Face aux réactions outrées, l’ancien directeur du FBI Robert Mueller est nommé, huit jours plus tard, procureur spécial en charge de l’enquête russe, avec de larges marges de manoeuvre.

30 octobre 2017: L’ancien directeur de campagne de Donald Trump, Paul Manafort, et son ancien associé Rick Gates sont inculpés pour des fraudes liées à leurs activités de lobbying en Ukraine auprès des autorités pro-russes, jusqu’en 2014.

Paul Manafort est arrêté en juin 2018 après avoir tenté de contacter des témoins. Il est condamné en février 2019 à sept ans et demi de prison sans avoir rien livré de significatif lors de ses interrogatoires.

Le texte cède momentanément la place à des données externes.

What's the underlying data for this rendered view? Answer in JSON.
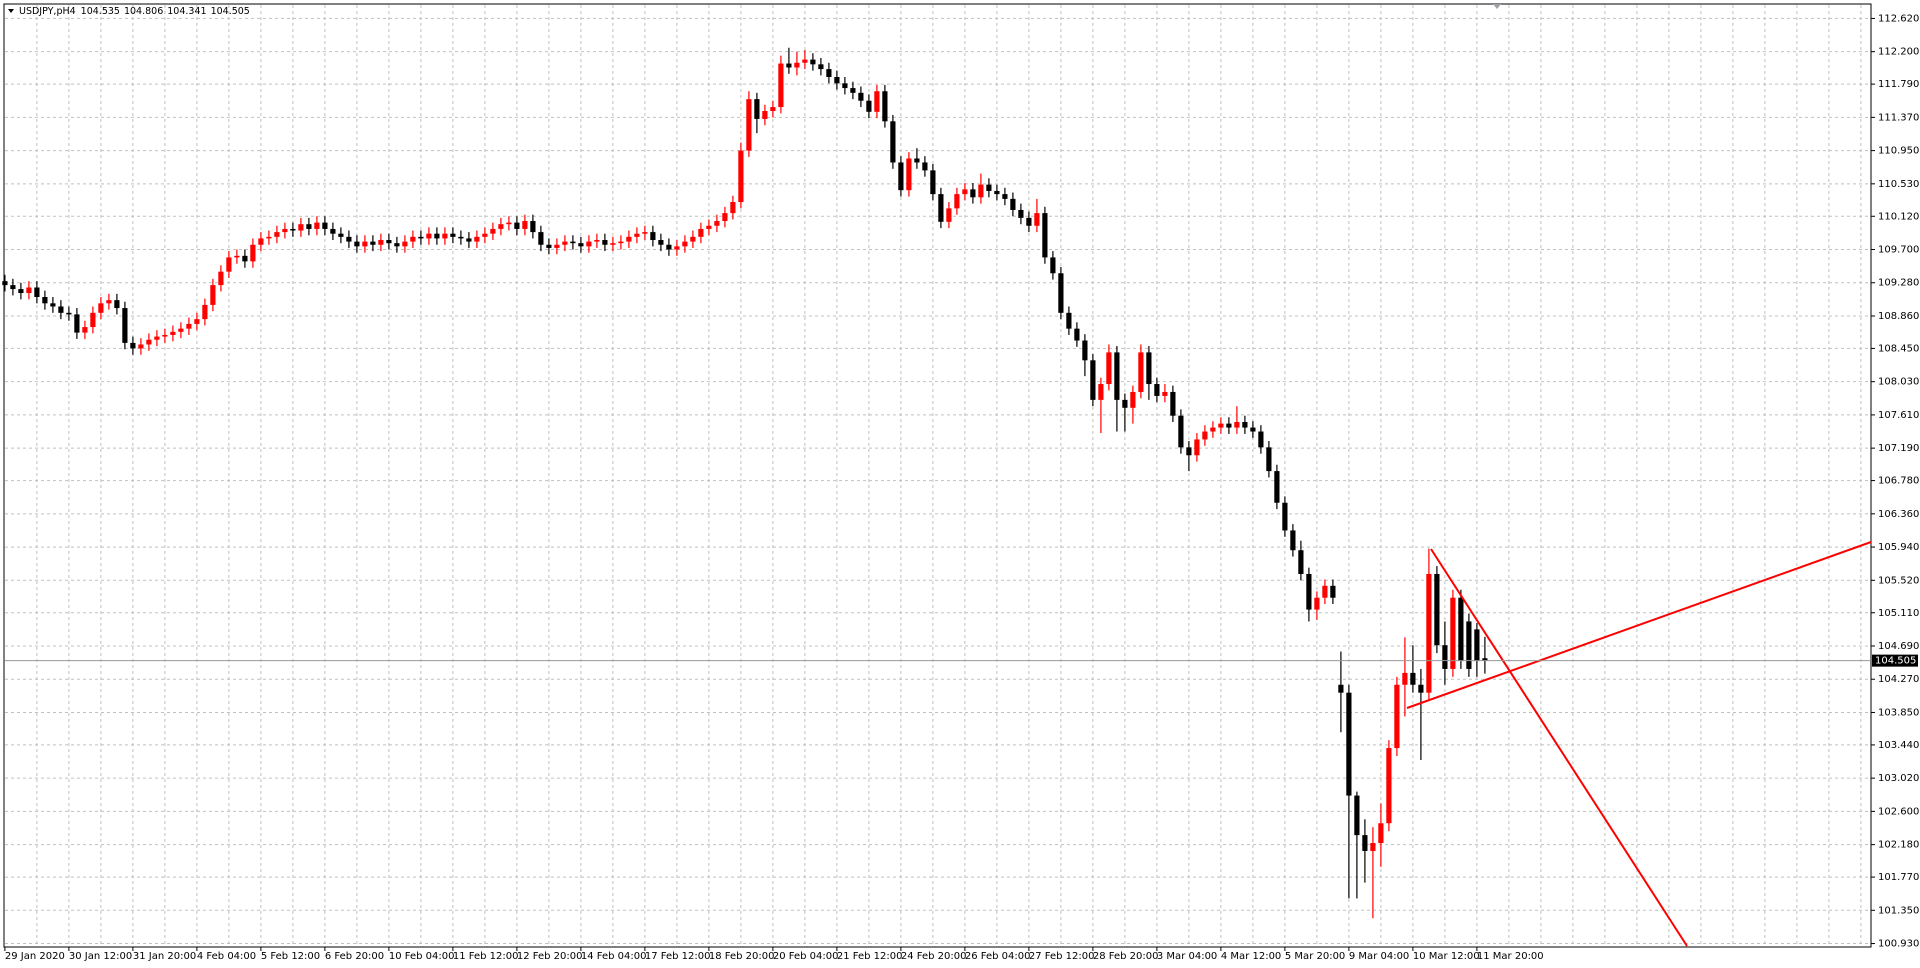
{
  "chart_data": {
    "type": "candlestick",
    "symbol": "USDJPY,pH4",
    "categories": [
      "29 Jan 2020",
      null,
      null,
      null,
      null,
      null,
      null,
      null,
      "30 Jan 12:00",
      null,
      null,
      null,
      null,
      null,
      null,
      null,
      "31 Jan 20:00",
      null,
      null,
      null,
      null,
      null,
      null,
      null,
      "4 Feb 04:00",
      null,
      null,
      null,
      null,
      null,
      null,
      null,
      "5 Feb 12:00",
      null,
      null,
      null,
      null,
      null,
      null,
      null,
      "6 Feb 20:00",
      null,
      null,
      null,
      null,
      null,
      null,
      null,
      "10 Feb 04:00",
      null,
      null,
      null,
      null,
      null,
      null,
      null,
      "11 Feb 12:00",
      null,
      null,
      null,
      null,
      null,
      null,
      null,
      "12 Feb 20:00",
      null,
      null,
      null,
      null,
      null,
      null,
      null,
      "14 Feb 04:00",
      null,
      null,
      null,
      null,
      null,
      null,
      null,
      "17 Feb 12:00",
      null,
      null,
      null,
      null,
      null,
      null,
      null,
      "18 Feb 20:00",
      null,
      null,
      null,
      null,
      null,
      null,
      null,
      "20 Feb 04:00",
      null,
      null,
      null,
      null,
      null,
      null,
      null,
      "21 Feb 12:00",
      null,
      null,
      null,
      null,
      null,
      null,
      null,
      "24 Feb 20:00",
      null,
      null,
      null,
      null,
      null,
      null,
      null,
      "26 Feb 04:00",
      null,
      null,
      null,
      null,
      null,
      null,
      null,
      "27 Feb 12:00",
      null,
      null,
      null,
      null,
      null,
      null,
      null,
      "28 Feb 20:00",
      null,
      null,
      null,
      null,
      null,
      null,
      null,
      "3 Mar 04:00",
      null,
      null,
      null,
      null,
      null,
      null,
      null,
      "4 Mar 12:00",
      null,
      null,
      null,
      null,
      null,
      null,
      null,
      "5 Mar 20:00",
      null,
      null,
      null,
      null,
      null,
      null,
      null,
      "9 Mar 04:00",
      null,
      null,
      null,
      null,
      null,
      null,
      null,
      "10 Mar 12:00",
      null,
      null,
      null,
      null,
      null,
      null,
      null,
      "11 Mar 20:00",
      null
    ],
    "ohlc": [
      [
        109.3,
        109.38,
        109.17,
        109.25
      ],
      [
        109.25,
        109.33,
        109.12,
        109.2
      ],
      [
        109.2,
        109.28,
        109.07,
        109.15
      ],
      [
        109.15,
        109.3,
        109.07,
        109.22
      ],
      [
        109.22,
        109.3,
        109.02,
        109.1
      ],
      [
        109.1,
        109.18,
        108.94,
        109.02
      ],
      [
        109.02,
        109.1,
        108.9,
        108.98
      ],
      [
        108.98,
        109.06,
        108.82,
        108.9
      ],
      [
        108.9,
        108.98,
        108.8,
        108.88
      ],
      [
        108.88,
        108.96,
        108.57,
        108.65
      ],
      [
        108.65,
        108.8,
        108.57,
        108.72
      ],
      [
        108.72,
        108.98,
        108.64,
        108.9
      ],
      [
        108.9,
        109.1,
        108.82,
        109.02
      ],
      [
        109.02,
        109.14,
        108.94,
        109.06
      ],
      [
        109.06,
        109.14,
        108.88,
        108.96
      ],
      [
        108.96,
        109.04,
        108.44,
        108.52
      ],
      [
        108.52,
        108.6,
        108.37,
        108.45
      ],
      [
        108.45,
        108.58,
        108.37,
        108.5
      ],
      [
        108.5,
        108.64,
        108.42,
        108.56
      ],
      [
        108.56,
        108.68,
        108.48,
        108.6
      ],
      [
        108.6,
        108.7,
        108.52,
        108.62
      ],
      [
        108.62,
        108.74,
        108.54,
        108.66
      ],
      [
        108.66,
        108.78,
        108.58,
        108.7
      ],
      [
        108.7,
        108.84,
        108.62,
        108.76
      ],
      [
        108.76,
        108.9,
        108.68,
        108.82
      ],
      [
        108.82,
        109.08,
        108.74,
        109.0
      ],
      [
        109.0,
        109.33,
        108.92,
        109.25
      ],
      [
        109.25,
        109.5,
        109.17,
        109.42
      ],
      [
        109.42,
        109.68,
        109.34,
        109.6
      ],
      [
        109.6,
        109.7,
        109.52,
        109.62
      ],
      [
        109.62,
        109.7,
        109.47,
        109.55
      ],
      [
        109.55,
        109.84,
        109.47,
        109.76
      ],
      [
        109.76,
        109.92,
        109.68,
        109.84
      ],
      [
        109.84,
        109.94,
        109.76,
        109.86
      ],
      [
        109.86,
        110.0,
        109.78,
        109.92
      ],
      [
        109.92,
        110.04,
        109.84,
        109.96
      ],
      [
        109.96,
        110.04,
        109.86,
        109.94
      ],
      [
        109.94,
        110.1,
        109.86,
        110.02
      ],
      [
        110.02,
        110.1,
        109.88,
        109.96
      ],
      [
        109.96,
        110.12,
        109.88,
        110.04
      ],
      [
        110.04,
        110.12,
        109.88,
        109.96
      ],
      [
        109.96,
        110.04,
        109.82,
        109.9
      ],
      [
        109.9,
        109.98,
        109.78,
        109.86
      ],
      [
        109.86,
        109.94,
        109.72,
        109.8
      ],
      [
        109.8,
        109.88,
        109.66,
        109.74
      ],
      [
        109.74,
        109.88,
        109.66,
        109.8
      ],
      [
        109.8,
        109.88,
        109.68,
        109.76
      ],
      [
        109.76,
        109.9,
        109.68,
        109.82
      ],
      [
        109.82,
        109.9,
        109.7,
        109.78
      ],
      [
        109.78,
        109.86,
        109.66,
        109.74
      ],
      [
        109.74,
        109.88,
        109.66,
        109.8
      ],
      [
        109.8,
        109.94,
        109.72,
        109.86
      ],
      [
        109.86,
        109.94,
        109.76,
        109.84
      ],
      [
        109.84,
        109.98,
        109.76,
        109.9
      ],
      [
        109.9,
        109.98,
        109.76,
        109.84
      ],
      [
        109.84,
        109.98,
        109.76,
        109.9
      ],
      [
        109.9,
        109.98,
        109.78,
        109.86
      ],
      [
        109.86,
        109.94,
        109.76,
        109.84
      ],
      [
        109.84,
        109.92,
        109.72,
        109.8
      ],
      [
        109.8,
        109.94,
        109.72,
        109.86
      ],
      [
        109.86,
        109.98,
        109.78,
        109.9
      ],
      [
        109.9,
        110.04,
        109.82,
        109.96
      ],
      [
        109.96,
        110.1,
        109.88,
        110.02
      ],
      [
        110.02,
        110.12,
        109.94,
        110.04
      ],
      [
        110.04,
        110.12,
        109.88,
        109.96
      ],
      [
        109.96,
        110.14,
        109.88,
        110.06
      ],
      [
        110.06,
        110.14,
        109.84,
        109.92
      ],
      [
        109.92,
        110.0,
        109.68,
        109.76
      ],
      [
        109.76,
        109.84,
        109.64,
        109.72
      ],
      [
        109.72,
        109.84,
        109.64,
        109.76
      ],
      [
        109.76,
        109.88,
        109.68,
        109.8
      ],
      [
        109.8,
        109.88,
        109.7,
        109.78
      ],
      [
        109.78,
        109.86,
        109.66,
        109.74
      ],
      [
        109.74,
        109.88,
        109.66,
        109.8
      ],
      [
        109.8,
        109.9,
        109.72,
        109.82
      ],
      [
        109.82,
        109.9,
        109.68,
        109.76
      ],
      [
        109.76,
        109.86,
        109.68,
        109.78
      ],
      [
        109.78,
        109.88,
        109.7,
        109.8
      ],
      [
        109.8,
        109.94,
        109.72,
        109.86
      ],
      [
        109.86,
        109.98,
        109.78,
        109.9
      ],
      [
        109.9,
        110.0,
        109.82,
        109.92
      ],
      [
        109.92,
        110.0,
        109.74,
        109.82
      ],
      [
        109.82,
        109.9,
        109.68,
        109.76
      ],
      [
        109.76,
        109.84,
        109.62,
        109.7
      ],
      [
        109.7,
        109.82,
        109.62,
        109.74
      ],
      [
        109.74,
        109.88,
        109.66,
        109.8
      ],
      [
        109.8,
        109.94,
        109.72,
        109.86
      ],
      [
        109.86,
        110.04,
        109.78,
        109.96
      ],
      [
        109.96,
        110.08,
        109.88,
        110.0
      ],
      [
        110.0,
        110.14,
        109.92,
        110.06
      ],
      [
        110.06,
        110.24,
        109.98,
        110.16
      ],
      [
        110.16,
        110.38,
        110.08,
        110.3
      ],
      [
        110.3,
        111.05,
        110.22,
        110.95
      ],
      [
        110.95,
        111.7,
        110.87,
        111.6
      ],
      [
        111.6,
        111.68,
        111.17,
        111.35
      ],
      [
        111.35,
        111.53,
        111.27,
        111.45
      ],
      [
        111.45,
        111.58,
        111.37,
        111.5
      ],
      [
        111.5,
        112.15,
        111.42,
        112.05
      ],
      [
        112.05,
        112.25,
        111.92,
        112.0
      ],
      [
        112.0,
        112.2,
        111.9,
        112.06
      ],
      [
        112.06,
        112.22,
        111.98,
        112.1
      ],
      [
        112.1,
        112.18,
        111.96,
        112.04
      ],
      [
        112.04,
        112.12,
        111.9,
        111.98
      ],
      [
        111.98,
        112.06,
        111.8,
        111.88
      ],
      [
        111.88,
        111.96,
        111.72,
        111.8
      ],
      [
        111.8,
        111.88,
        111.66,
        111.74
      ],
      [
        111.74,
        111.82,
        111.6,
        111.68
      ],
      [
        111.68,
        111.76,
        111.5,
        111.58
      ],
      [
        111.58,
        111.66,
        111.36,
        111.44
      ],
      [
        111.44,
        111.78,
        111.36,
        111.7
      ],
      [
        111.7,
        111.78,
        111.24,
        111.32
      ],
      [
        111.32,
        111.4,
        110.72,
        110.8
      ],
      [
        110.8,
        110.88,
        110.37,
        110.45
      ],
      [
        110.45,
        110.93,
        110.37,
        110.85
      ],
      [
        110.85,
        110.98,
        110.72,
        110.8
      ],
      [
        110.8,
        110.88,
        110.62,
        110.7
      ],
      [
        110.7,
        110.78,
        110.32,
        110.4
      ],
      [
        110.4,
        110.48,
        109.97,
        110.05
      ],
      [
        110.05,
        110.3,
        109.97,
        110.22
      ],
      [
        110.22,
        110.48,
        110.14,
        110.4
      ],
      [
        110.4,
        110.54,
        110.32,
        110.46
      ],
      [
        110.46,
        110.54,
        110.28,
        110.36
      ],
      [
        110.36,
        110.66,
        110.28,
        110.52
      ],
      [
        110.52,
        110.6,
        110.36,
        110.44
      ],
      [
        110.44,
        110.52,
        110.32,
        110.4
      ],
      [
        110.4,
        110.48,
        110.26,
        110.34
      ],
      [
        110.34,
        110.42,
        110.12,
        110.2
      ],
      [
        110.2,
        110.28,
        110.02,
        110.1
      ],
      [
        110.1,
        110.18,
        109.92,
        110.0
      ],
      [
        110.0,
        110.34,
        109.92,
        110.16
      ],
      [
        110.16,
        110.24,
        109.52,
        109.6
      ],
      [
        109.6,
        109.68,
        109.32,
        109.4
      ],
      [
        109.4,
        109.48,
        108.82,
        108.9
      ],
      [
        108.9,
        108.98,
        108.62,
        108.7
      ],
      [
        108.7,
        108.78,
        108.47,
        108.55
      ],
      [
        108.55,
        108.63,
        108.1,
        108.3
      ],
      [
        108.3,
        108.38,
        107.72,
        107.8
      ],
      [
        107.8,
        108.08,
        107.38,
        108.0
      ],
      [
        108.0,
        108.5,
        107.92,
        108.4
      ],
      [
        108.4,
        108.48,
        107.4,
        107.8
      ],
      [
        107.8,
        107.88,
        107.4,
        107.7
      ],
      [
        107.7,
        107.98,
        107.5,
        107.9
      ],
      [
        107.9,
        108.5,
        107.82,
        108.4
      ],
      [
        108.4,
        108.48,
        107.8,
        108.0
      ],
      [
        108.0,
        108.08,
        107.77,
        107.85
      ],
      [
        107.85,
        108.0,
        107.77,
        107.9
      ],
      [
        107.9,
        107.98,
        107.52,
        107.6
      ],
      [
        107.6,
        107.68,
        107.12,
        107.2
      ],
      [
        107.2,
        107.28,
        106.9,
        107.1
      ],
      [
        107.1,
        107.38,
        107.02,
        107.3
      ],
      [
        107.3,
        107.48,
        107.22,
        107.4
      ],
      [
        107.4,
        107.53,
        107.32,
        107.45
      ],
      [
        107.45,
        107.58,
        107.37,
        107.5
      ],
      [
        107.5,
        107.58,
        107.37,
        107.45
      ],
      [
        107.45,
        107.72,
        107.37,
        107.52
      ],
      [
        107.52,
        107.6,
        107.37,
        107.45
      ],
      [
        107.45,
        107.53,
        107.32,
        107.4
      ],
      [
        107.4,
        107.48,
        107.12,
        107.2
      ],
      [
        107.2,
        107.28,
        106.82,
        106.9
      ],
      [
        106.9,
        106.98,
        106.42,
        106.5
      ],
      [
        106.5,
        106.58,
        106.07,
        106.15
      ],
      [
        106.15,
        106.23,
        105.82,
        105.9
      ],
      [
        105.9,
        106.02,
        105.52,
        105.6
      ],
      [
        105.6,
        105.68,
        105.0,
        105.15
      ],
      [
        105.15,
        105.38,
        105.02,
        105.3
      ],
      [
        105.3,
        105.53,
        105.22,
        105.45
      ],
      [
        105.45,
        105.53,
        105.22,
        105.3
      ],
      [
        104.2,
        104.62,
        103.6,
        104.1
      ],
      [
        104.1,
        104.2,
        101.5,
        102.8
      ],
      [
        102.8,
        102.85,
        101.5,
        102.3
      ],
      [
        102.3,
        102.5,
        101.7,
        102.1
      ],
      [
        102.1,
        102.4,
        101.25,
        102.2
      ],
      [
        102.2,
        102.7,
        101.9,
        102.45
      ],
      [
        102.45,
        103.5,
        102.35,
        103.4
      ],
      [
        103.4,
        104.3,
        103.3,
        104.2
      ],
      [
        104.2,
        104.8,
        103.8,
        104.35
      ],
      [
        104.35,
        104.7,
        104.1,
        104.2
      ],
      [
        104.2,
        104.4,
        103.25,
        104.1
      ],
      [
        104.1,
        105.92,
        104.0,
        105.6
      ],
      [
        105.6,
        105.7,
        104.6,
        104.7
      ],
      [
        104.7,
        105.0,
        104.2,
        104.4
      ],
      [
        104.4,
        105.4,
        104.3,
        105.3
      ],
      [
        105.3,
        105.4,
        104.4,
        104.5
      ],
      [
        105.0,
        105.1,
        104.3,
        104.4
      ],
      [
        104.9,
        104.98,
        104.3,
        104.5
      ],
      [
        104.535,
        104.806,
        104.341,
        104.505
      ]
    ],
    "ylim": [
      100.88,
      112.7
    ],
    "yticks": [
      {
        "value": 112.62,
        "label": "112.620"
      },
      {
        "value": 112.2,
        "label": "112.200"
      },
      {
        "value": 111.79,
        "label": "111.790"
      },
      {
        "value": 111.37,
        "label": "111.370"
      },
      {
        "value": 110.95,
        "label": "110.950"
      },
      {
        "value": 110.53,
        "label": "110.530"
      },
      {
        "value": 110.12,
        "label": "110.120"
      },
      {
        "value": 109.7,
        "label": "109.700"
      },
      {
        "value": 109.28,
        "label": "109.280"
      },
      {
        "value": 108.86,
        "label": "108.860"
      },
      {
        "value": 108.45,
        "label": "108.450"
      },
      {
        "value": 108.03,
        "label": "108.030"
      },
      {
        "value": 107.61,
        "label": "107.610"
      },
      {
        "value": 107.19,
        "label": "107.190"
      },
      {
        "value": 106.78,
        "label": "106.780"
      },
      {
        "value": 106.36,
        "label": "106.360"
      },
      {
        "value": 105.94,
        "label": "105.940"
      },
      {
        "value": 105.52,
        "label": "105.520"
      },
      {
        "value": 105.11,
        "label": "105.110"
      },
      {
        "value": 104.69,
        "label": "104.690"
      },
      {
        "value": 104.27,
        "label": "104.270"
      },
      {
        "value": 103.85,
        "label": "103.850"
      },
      {
        "value": 103.44,
        "label": "103.440"
      },
      {
        "value": 103.02,
        "label": "103.020"
      },
      {
        "value": 102.6,
        "label": "102.600"
      },
      {
        "value": 102.18,
        "label": "102.180"
      },
      {
        "value": 101.77,
        "label": "101.770"
      },
      {
        "value": 101.35,
        "label": "101.350"
      },
      {
        "value": 100.93,
        "label": "100.930"
      }
    ],
    "grid": true,
    "up_color": "#ff0000",
    "down_color": "#000000"
  }
}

Trump loue son « courage » et n’exclut pas de le gracier.

16 février 2018: Robert Mueller met la pression sur le Kremlin en inculpant treize Russes, dont un proche de Poutine, Evgueni Prighozine, accusés d’avoir animé la campagne anti-Clinton et pro-Trump depuis l’Agence de recherche sur l’internet (Internet Research Agency) basée à Saint-Pétersbourg.

9 avril 2018: Le FBI perquisitionne les bureaux et la résidence de l’avocat personnel de Donald Trump, Michael Cohen, qui s’est longtemps présenté comme le « pittbull » de son patron mais ne tarde pas à retourner sa veste et à coopérer à l’enquête.

Il écope en décembre de trois ans de prison pour fraude, violation des lois sur la campagne électorale — il a payé en 2016 deux femmes pour qu’elles taisent leur liaison supposée avec Trump — et parjure — il a menti au Congrès sur la poursuite jusqu’en juin 2016 de discussions sur la construction d’une Trump Tower à Moscou.

13 juillet: Robert Mueller inculpe douze agents du renseignements russes pour avoir piraté les ordinateurs du parti démocrate.

Trois jours plus tard, lors d’un sommet avec Poutine à Helsinki, Trump refuse obstinément de condamner Moscou pour son rôle dans la campagne, suscitant un tollé à Washington.

25 janvier 2019: L’ancien conseiller informel et vieil ami de Donald Trump, Roger Stone, est arrêté et inculpé par le procureur spécial qui l’accuse d’avoir menti à ses enquêteurs au sujet de ses échanges avec Wikileaks avant la publication des e-mails démocrates. Remis en liberté sous caution, il refuse de plaider coupable.

22 mars 2019: Robert Mueller transmet son rapport final au ministre de la Justice Bill Barr, à qui il revient désormais de le rendre public.